Der Angeklagte hat die Kosten seines Rechtsmittels zu tragen. Die Kosten des Rechtsmittels und die den Einziehungsbeteiligten hierdurch im Revisionsverfahren erwachsenen notwendigen Auslagen werden der Staatskasse auferlegt.
Sachverhalt
- Von August 2014 bis Oktober 2017 entwendete der Angeklagte in zehn Fällen insgesamt rund 22.600 Gramm hochwertiges Edelmetall aus den Produktionsräumen seines Arbeitgebers, um sich durch die anschließende Veräußerung des Diebesguts eine nicht nur vorübergehende Einnahmequelle von einigem Umfang zu verschaffen. Er verkaufte die gestohlenen Edelmetalllegierungen in 148 Fällen an eine Vielzahl von Firmen, wodurch er insgesamt 469.467,48 Euro erlöste.
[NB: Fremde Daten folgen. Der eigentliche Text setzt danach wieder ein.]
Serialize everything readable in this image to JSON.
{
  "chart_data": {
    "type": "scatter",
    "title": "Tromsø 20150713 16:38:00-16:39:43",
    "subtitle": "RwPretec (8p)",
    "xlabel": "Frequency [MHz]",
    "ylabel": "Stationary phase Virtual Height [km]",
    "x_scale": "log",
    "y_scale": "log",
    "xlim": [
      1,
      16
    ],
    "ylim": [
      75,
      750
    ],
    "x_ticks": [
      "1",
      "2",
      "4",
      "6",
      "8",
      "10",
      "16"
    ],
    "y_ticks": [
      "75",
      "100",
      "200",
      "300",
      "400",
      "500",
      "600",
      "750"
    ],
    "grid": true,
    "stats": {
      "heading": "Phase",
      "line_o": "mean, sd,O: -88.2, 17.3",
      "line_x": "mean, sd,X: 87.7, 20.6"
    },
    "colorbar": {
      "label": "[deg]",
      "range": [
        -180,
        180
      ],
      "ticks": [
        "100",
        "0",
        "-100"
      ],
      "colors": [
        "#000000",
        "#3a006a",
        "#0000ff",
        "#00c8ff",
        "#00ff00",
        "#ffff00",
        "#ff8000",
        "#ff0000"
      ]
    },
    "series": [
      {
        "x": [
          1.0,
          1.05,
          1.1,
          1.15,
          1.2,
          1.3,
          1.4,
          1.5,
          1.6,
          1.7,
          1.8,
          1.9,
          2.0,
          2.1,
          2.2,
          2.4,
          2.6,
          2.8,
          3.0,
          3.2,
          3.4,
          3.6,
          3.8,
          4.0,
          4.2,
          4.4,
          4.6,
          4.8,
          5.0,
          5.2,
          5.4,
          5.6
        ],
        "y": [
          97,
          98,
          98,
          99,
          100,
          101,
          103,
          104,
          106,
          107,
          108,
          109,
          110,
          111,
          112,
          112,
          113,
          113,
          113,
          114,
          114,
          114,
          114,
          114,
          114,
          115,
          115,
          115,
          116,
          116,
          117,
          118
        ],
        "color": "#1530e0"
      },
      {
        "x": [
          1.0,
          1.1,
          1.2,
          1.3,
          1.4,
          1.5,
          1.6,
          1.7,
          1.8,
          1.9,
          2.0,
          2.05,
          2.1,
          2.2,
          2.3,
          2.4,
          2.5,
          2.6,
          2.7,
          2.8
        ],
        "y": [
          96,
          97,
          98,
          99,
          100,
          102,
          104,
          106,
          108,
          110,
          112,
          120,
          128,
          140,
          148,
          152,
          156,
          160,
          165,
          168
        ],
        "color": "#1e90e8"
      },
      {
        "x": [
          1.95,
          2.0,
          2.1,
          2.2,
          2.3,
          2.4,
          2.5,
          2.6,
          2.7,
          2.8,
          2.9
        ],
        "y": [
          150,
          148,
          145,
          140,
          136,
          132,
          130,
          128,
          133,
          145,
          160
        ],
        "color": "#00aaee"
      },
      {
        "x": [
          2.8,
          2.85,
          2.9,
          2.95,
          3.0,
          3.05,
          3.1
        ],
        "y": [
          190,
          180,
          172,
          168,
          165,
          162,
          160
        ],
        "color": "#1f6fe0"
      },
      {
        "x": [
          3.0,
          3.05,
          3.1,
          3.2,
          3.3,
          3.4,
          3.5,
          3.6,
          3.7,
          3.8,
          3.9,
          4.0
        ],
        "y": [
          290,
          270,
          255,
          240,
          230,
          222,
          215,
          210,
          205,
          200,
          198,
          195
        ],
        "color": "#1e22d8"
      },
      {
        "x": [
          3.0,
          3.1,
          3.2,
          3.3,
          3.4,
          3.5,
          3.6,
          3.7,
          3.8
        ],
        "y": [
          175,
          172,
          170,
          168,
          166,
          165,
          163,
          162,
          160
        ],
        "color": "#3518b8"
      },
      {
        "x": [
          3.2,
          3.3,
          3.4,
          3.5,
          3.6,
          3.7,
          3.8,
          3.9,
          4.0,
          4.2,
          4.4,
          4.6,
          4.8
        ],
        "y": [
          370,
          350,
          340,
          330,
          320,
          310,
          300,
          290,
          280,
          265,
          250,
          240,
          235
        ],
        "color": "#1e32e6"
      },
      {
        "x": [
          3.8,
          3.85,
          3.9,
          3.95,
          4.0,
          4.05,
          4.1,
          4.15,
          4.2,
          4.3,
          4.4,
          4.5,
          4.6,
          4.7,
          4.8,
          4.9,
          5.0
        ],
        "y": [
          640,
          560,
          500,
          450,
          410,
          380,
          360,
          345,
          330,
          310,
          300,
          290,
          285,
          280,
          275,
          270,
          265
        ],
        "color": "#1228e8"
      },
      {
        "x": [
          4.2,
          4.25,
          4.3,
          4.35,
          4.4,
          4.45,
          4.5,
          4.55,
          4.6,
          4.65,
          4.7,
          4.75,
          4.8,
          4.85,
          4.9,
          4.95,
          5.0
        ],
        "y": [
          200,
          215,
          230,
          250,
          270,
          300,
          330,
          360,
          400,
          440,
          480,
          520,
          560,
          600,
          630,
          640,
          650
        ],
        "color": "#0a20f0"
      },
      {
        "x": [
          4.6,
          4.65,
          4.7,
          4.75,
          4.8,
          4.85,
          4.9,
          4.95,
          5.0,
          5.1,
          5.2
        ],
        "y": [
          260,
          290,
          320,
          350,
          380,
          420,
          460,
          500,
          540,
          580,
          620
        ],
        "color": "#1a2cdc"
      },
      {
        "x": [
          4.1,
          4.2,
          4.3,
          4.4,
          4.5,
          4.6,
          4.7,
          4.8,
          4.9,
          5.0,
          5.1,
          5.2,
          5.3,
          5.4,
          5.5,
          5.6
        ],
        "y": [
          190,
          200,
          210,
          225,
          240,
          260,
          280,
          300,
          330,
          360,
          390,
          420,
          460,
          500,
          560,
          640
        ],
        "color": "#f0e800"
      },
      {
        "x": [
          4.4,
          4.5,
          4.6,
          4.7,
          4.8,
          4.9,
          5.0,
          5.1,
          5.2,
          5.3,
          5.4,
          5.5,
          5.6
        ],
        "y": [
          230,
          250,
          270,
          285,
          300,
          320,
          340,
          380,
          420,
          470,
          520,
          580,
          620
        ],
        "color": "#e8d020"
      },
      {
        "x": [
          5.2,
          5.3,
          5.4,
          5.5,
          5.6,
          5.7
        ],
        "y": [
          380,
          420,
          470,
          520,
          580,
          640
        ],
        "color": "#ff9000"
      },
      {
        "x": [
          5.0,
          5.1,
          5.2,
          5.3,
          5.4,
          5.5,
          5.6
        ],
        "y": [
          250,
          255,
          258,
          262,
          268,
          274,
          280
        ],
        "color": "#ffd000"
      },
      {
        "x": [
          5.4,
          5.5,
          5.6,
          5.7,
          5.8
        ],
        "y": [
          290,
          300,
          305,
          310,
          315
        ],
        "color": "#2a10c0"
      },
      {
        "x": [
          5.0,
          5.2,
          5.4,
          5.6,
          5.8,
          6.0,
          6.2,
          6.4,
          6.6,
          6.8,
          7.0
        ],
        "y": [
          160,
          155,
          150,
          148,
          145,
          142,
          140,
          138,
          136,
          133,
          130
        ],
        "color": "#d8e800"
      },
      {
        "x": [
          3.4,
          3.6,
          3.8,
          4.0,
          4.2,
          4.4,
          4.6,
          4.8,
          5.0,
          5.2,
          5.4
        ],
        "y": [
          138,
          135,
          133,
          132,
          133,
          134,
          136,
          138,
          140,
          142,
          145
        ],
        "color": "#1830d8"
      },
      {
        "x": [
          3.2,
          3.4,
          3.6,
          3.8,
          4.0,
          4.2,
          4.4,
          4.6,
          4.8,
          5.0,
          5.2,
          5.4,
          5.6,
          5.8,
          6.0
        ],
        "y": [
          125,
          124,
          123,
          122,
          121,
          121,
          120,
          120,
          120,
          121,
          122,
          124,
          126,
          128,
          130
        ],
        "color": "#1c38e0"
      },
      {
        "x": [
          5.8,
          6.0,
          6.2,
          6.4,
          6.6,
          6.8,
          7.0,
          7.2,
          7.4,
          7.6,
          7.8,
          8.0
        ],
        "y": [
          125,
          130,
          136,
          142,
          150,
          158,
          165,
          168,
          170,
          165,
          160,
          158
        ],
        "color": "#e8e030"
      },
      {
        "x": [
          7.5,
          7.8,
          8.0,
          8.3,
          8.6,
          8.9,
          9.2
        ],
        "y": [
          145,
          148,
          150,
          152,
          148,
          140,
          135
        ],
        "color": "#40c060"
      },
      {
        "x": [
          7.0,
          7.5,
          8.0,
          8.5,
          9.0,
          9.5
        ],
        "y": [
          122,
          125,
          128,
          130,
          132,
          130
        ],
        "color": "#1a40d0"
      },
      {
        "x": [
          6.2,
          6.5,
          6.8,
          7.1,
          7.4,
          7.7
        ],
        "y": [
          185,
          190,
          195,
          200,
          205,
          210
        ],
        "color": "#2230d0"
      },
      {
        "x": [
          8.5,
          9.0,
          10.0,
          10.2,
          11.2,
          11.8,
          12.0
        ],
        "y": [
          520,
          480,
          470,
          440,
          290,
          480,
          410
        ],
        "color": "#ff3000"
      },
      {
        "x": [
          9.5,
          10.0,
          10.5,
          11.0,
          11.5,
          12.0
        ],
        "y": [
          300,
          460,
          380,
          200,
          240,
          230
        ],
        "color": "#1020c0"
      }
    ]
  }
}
In Höhe von 34.080,56 Euro wurde der Kaufpreis auf ein Bankkonto der Einziehungsbeteiligten überwiesen, die den Betrag in der Folge an den Angeklagten auskehrten.
Ausweislich der geständigen Einlassung des Angeklagten, die durch die Beweismittel in der Hauptverhandlung „vollinhaltlich untermauert“ worden ist, wurden die Edelmetalllegierungen „praktisch wie an der Börse“ gehandelt.
- Das Landgericht hat den Angeklagten wegen Diebstahls in zehn Fällen – unter Einbeziehung einer noch nicht vollständig vollstreckten Geldstrafe aus einem früheren Urteil – zu einer Gesamtfreiheitsstrafe von zwei Jahren und neun Monaten verurteilt. Für die Einziehungsentscheidung nach §§ 73, 73c StGB hat das Landgericht als Tatertrag auf den Erlös des Angeklagten aus den Verkäufen der gestohlenen Edelmetalllegierungen abgestellt.
- An einer Einziehungsanordnung gegen die Einziehungsbeteiligten nach §§ 73b, 73c StGB in Höhe der auf deren Konto überwiesenen Verkaufserlöse hat sich das Landgericht gehindert gesehen, weil es sich nicht davon zu überzeugen vermocht hat, dass die Einziehungsbeteiligten „bereichert“ gewesen seien.
Die Revision des Angeklagten ist unbegründet.
- Entgegen der Revision weist auch der Strafausspruch keinen den Angeklagten benachteiligenden Rechtsfehler auf.
Insbesondere ist es nicht zu beanstanden, dass das Landgericht die wiederholte Tatbegehung über einen Zeitraum von mehr als drei Jahren bereits bei der Bestimmung der Einzeltaten strafschärfend berücksichtigt hat. Dass es diesen Umstand bei den späteren Taten mit etwas höherem Gewicht eingestellt hat, weist im Hinblick auf den zunehmenden – von der Strafkammer straferschwerend herangezogenen – Vertrauensmissbrauch des Angeklagten gegenüber seinem Arbeitgeber keinen Rechtsfehler auf.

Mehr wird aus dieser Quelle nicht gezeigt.